Born in 1957 in Conway, near the coast of South Carolina, Finney grew up during the Black Arts, Black Power, and Civil Rights movements. She began writing poetry as a teenager and later attended Talladega College in Alabama, developing a voice that draws broad connections across literature, history, politics, and culture. As a poet and librettist, a teacher and traveling lecturer, a photographer, a performance artist, and a committed activist, she has constructed a body of work that, while public and engaged, also dives deep into the lived experiences of ordinary people.

Finney has published four books of poetry: On Wings Made of Gauze (1985); Rice (1995), which received a PEN American Open Book Award; The World Is Round (2003), which received a Benjamin Franklin Award for Poetry; and, most recently, Head Off and Split (2011), which won the National Book Award for Poetry. Deeply involved with the Black Arts movement, she is a founding member of the Affrilachian Poets, a group of poets who seek to capture the diversity of the Appalachian experience.

Finney’s illustrious teaching career includes twenty-one years of teaching creative writing at the University of Kentucky. She now holds the John H. Bennett Jr. Chair in Creative Writing and Southern Letters at the University of South Carolina in Columbia.

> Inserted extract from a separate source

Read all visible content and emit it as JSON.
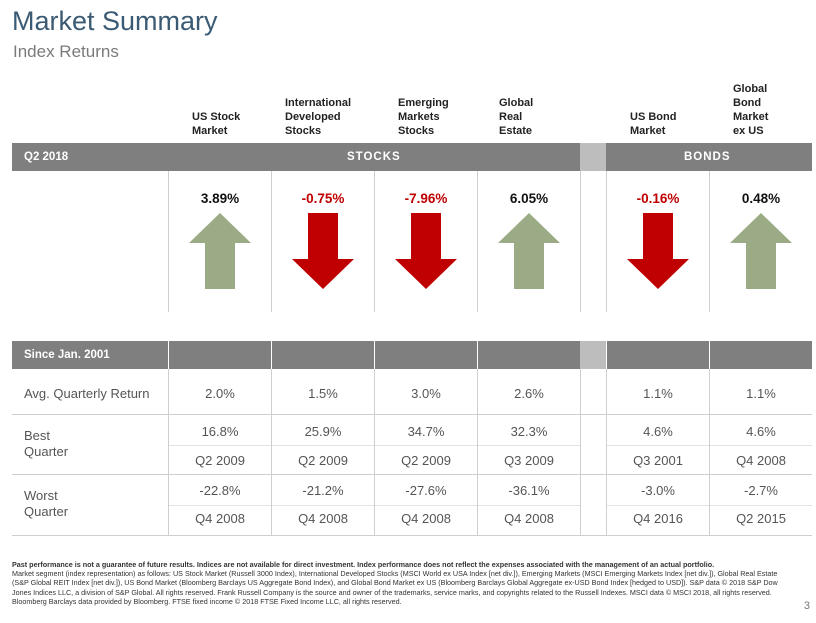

The Frank B. Hanes Writer-in-Residence Program began in 2016, building on previous departmental writer-in-residence positions. The program brings important contemporary writers to campus to meet students and faculty and to offer public readings and panel discussions. Named for Frank Borden Hanes Sr., who endowed the Thomas Wolfe scholarship, the program further invigorates the literary culture that thrives on UNC’s campus. The department is honored to host Nikky Finney as this year’s Hanes Writer-in-Residence, and Tuesday’s event will offer the wider public a chance to hear and engage with this compelling and important writer and public intellectual.